Per Gascoigne - e tanti altri come lui - la partita della domenica rappresentava il mezzo legale per soddisfare la sua dipendenza, per raggiungere il picco di piacere, quella scarica di adrenalina che dà i brividi.
«Quando invece si trovò confrontato con la noia e l'ansia del non saper cosa fare, cercò di soddisfare il bisogno di brividi in maniera meno salutare e legale.»
Lo spazio vuoto
Le grandi star - del calcio in questo caso - nutrono il loro bisogno di adrenalina con il fatto di essere al centro dell'attenzione, con lo sforzo nel battere il proprio avversario di turno, con il sigillo di una rete o con un salvataggio che strappa applausi e consensi. «Se gli togli questo - continua Pope - gli togli la routine giornaliera e molti finiscono in una spazio vuoto».
Secondo il professionista inglese gli sportivi più famosi possono essere paragonati a dei dipendenti da sostanze: se gli manca quella abituale ne cercheranno un'altra.
Vediamo in questi giorni molti sportivi che si danno alla cucina, che continuano ad allenarsi in casa come possono. Altri invece si trovano persi e per i club è difficile aiutarli in tal senso.
Pope collabora con il Manchester United, il Burnley, i Rangers, il Preston, Dundee e Fleetwood. I suoi clienti sono calciatori che hanno problemi di alcol, di droghe, che si danno al gioco d'azzardo, che cadono in ansie e depressione. Problemi preesistenti, che in questi giorni non fanno altro che esacerbarsi.

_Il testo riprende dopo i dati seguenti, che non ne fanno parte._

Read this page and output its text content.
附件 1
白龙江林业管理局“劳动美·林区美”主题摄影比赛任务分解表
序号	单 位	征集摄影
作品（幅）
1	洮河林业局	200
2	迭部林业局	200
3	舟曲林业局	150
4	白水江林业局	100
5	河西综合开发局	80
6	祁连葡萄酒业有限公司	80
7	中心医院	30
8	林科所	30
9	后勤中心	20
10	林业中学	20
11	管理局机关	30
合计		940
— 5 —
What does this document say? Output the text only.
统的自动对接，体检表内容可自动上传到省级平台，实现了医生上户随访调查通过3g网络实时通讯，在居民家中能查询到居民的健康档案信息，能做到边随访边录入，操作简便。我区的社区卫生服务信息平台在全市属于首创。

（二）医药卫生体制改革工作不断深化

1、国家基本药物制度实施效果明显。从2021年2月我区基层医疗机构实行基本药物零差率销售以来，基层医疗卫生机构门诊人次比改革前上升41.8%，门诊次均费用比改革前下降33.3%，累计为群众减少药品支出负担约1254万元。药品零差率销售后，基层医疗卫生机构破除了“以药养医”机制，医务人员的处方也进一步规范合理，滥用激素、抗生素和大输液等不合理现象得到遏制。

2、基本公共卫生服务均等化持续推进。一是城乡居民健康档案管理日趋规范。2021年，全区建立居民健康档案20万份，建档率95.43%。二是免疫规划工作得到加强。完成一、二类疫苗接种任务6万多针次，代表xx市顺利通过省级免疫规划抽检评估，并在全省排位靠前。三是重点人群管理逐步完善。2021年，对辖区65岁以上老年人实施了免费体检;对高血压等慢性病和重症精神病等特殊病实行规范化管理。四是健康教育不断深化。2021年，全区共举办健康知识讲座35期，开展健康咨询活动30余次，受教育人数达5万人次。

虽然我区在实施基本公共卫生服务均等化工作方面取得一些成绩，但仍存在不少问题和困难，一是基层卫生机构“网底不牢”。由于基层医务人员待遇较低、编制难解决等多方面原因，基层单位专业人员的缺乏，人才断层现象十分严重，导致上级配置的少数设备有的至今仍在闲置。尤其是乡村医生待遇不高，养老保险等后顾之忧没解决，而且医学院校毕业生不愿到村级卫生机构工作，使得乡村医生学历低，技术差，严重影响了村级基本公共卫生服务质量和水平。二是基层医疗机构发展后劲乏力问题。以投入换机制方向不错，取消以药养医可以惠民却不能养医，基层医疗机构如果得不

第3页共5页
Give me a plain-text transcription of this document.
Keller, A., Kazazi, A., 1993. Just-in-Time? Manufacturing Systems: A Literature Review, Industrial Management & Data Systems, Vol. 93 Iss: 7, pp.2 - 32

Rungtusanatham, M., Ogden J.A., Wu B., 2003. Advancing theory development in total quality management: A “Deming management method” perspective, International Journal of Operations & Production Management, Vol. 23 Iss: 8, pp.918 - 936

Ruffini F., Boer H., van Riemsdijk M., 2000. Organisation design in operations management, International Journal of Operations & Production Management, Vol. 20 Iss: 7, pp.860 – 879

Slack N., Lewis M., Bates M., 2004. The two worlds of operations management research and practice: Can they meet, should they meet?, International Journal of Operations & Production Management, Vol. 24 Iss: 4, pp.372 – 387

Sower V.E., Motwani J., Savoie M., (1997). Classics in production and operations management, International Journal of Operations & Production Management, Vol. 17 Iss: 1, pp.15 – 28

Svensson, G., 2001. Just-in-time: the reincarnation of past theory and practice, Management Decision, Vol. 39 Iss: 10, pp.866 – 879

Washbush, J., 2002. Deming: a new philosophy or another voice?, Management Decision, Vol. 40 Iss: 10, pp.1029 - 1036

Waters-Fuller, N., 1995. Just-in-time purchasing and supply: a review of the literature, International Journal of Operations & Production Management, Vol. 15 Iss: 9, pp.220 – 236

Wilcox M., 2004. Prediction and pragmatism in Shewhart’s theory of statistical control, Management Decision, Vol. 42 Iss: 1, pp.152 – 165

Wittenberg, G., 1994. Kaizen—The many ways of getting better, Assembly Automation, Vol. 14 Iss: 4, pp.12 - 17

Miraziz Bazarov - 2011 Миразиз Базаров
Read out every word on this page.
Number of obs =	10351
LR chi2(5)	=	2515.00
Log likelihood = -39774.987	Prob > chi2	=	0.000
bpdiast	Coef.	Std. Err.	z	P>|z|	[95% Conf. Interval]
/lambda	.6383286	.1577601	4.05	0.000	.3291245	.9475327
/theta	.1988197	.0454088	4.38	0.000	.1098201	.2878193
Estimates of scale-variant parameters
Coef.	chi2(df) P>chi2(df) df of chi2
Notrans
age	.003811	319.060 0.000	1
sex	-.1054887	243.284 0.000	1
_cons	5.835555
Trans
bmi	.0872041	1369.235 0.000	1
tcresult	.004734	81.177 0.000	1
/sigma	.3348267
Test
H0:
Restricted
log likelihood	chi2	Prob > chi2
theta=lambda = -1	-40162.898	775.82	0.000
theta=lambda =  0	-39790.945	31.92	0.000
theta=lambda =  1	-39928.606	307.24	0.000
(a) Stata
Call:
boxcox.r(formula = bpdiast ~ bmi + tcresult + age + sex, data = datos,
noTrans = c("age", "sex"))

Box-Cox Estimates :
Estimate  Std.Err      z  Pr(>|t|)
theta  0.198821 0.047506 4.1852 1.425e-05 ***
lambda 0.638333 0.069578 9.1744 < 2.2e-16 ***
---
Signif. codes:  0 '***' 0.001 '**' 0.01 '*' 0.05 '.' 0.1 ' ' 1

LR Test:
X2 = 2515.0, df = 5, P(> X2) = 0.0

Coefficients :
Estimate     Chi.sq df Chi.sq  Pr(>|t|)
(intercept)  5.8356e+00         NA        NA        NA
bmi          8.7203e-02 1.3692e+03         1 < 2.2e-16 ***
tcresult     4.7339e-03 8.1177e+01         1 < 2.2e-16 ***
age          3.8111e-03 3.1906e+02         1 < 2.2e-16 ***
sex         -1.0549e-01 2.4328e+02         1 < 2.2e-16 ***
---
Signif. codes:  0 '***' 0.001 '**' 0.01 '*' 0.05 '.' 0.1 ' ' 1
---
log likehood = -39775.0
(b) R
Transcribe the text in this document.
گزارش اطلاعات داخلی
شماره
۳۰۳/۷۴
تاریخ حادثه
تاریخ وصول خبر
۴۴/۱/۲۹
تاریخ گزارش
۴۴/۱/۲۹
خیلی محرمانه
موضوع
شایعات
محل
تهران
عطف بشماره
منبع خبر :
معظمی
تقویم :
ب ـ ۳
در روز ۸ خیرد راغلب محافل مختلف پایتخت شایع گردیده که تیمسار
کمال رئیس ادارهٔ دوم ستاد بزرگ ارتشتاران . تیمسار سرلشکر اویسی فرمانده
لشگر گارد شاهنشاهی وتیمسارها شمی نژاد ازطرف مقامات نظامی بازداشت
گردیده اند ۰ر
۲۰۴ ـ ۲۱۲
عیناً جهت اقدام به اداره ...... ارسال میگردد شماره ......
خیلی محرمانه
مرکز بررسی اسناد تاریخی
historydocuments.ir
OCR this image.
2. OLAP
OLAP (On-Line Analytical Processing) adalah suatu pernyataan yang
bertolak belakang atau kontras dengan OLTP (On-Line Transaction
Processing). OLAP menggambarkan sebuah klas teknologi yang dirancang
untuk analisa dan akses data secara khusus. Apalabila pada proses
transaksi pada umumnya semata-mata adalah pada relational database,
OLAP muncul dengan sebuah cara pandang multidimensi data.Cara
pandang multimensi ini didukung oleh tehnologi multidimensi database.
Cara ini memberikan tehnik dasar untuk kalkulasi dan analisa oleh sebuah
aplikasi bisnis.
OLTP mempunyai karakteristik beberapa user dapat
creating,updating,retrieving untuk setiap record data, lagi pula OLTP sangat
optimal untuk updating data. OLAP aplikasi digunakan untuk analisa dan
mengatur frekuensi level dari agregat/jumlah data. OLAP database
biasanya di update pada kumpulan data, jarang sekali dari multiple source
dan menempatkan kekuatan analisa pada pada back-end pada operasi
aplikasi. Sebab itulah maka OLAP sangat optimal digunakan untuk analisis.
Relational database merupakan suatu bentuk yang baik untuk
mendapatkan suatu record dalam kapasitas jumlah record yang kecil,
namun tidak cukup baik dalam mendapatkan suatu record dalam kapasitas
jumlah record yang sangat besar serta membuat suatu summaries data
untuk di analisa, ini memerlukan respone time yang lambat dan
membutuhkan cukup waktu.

«Da quando le autorità hanno fermato le partite e gli allenamenti il mio telefono non smette di suonare», ammette Steve Pope.
I più celebri e ricchi
«I giocatori di Premier League hanno tanti soldi e dunque l'aspetto economico non li preoccupa. Gli manca però disperatamente l'aspetto dell'essere al centro della scena, la performance, e dunque alcuni cercano il brivido nelle maniere più distruttive».
«Un giocatore mi ha chiamato l'altro giorno dicendomi che, disperato, è finito a dormire con la sorella della moglie.»
Debolezza mentale
Secondo Pope molti giocatori hanno una debilitante debolezza mentale. «Gli vien detto quando allenarsi, cosa mangiare, dove andare e come giocare». Tra i più celebri vi sono già sintomi di depressione, forti segnali di ansie.
I meno famosi e meno pagati
Poi ci sono coloro che giocano nelle leghe sotto la Premier League, un esercito di sportivi preoccupato per il futuro.
«Ho 33 anni, ho appena cambiato squadra ma non avrò la possibilità di dimostrare cosa posso fare. Cosa succederà l'anno prossimo? Come potrò guadagnarmi da vivere?».
Secondo Pope anche i calciatori professionisti che giocano in leghe minori vivono delle realtà in bolle di sapone. «Alcuni di loro hanno pure espresso dei pensieri suicidi».
Questo momento di difficoltà e di pausa forzata può servire a molti per riflettere su aspetti della vita che forse vanno rivisti, smussati o magari radicalmente cambiati.
Momenti non facili, anche per chi, vive un popolarità e un benessere economico a volte invidiato.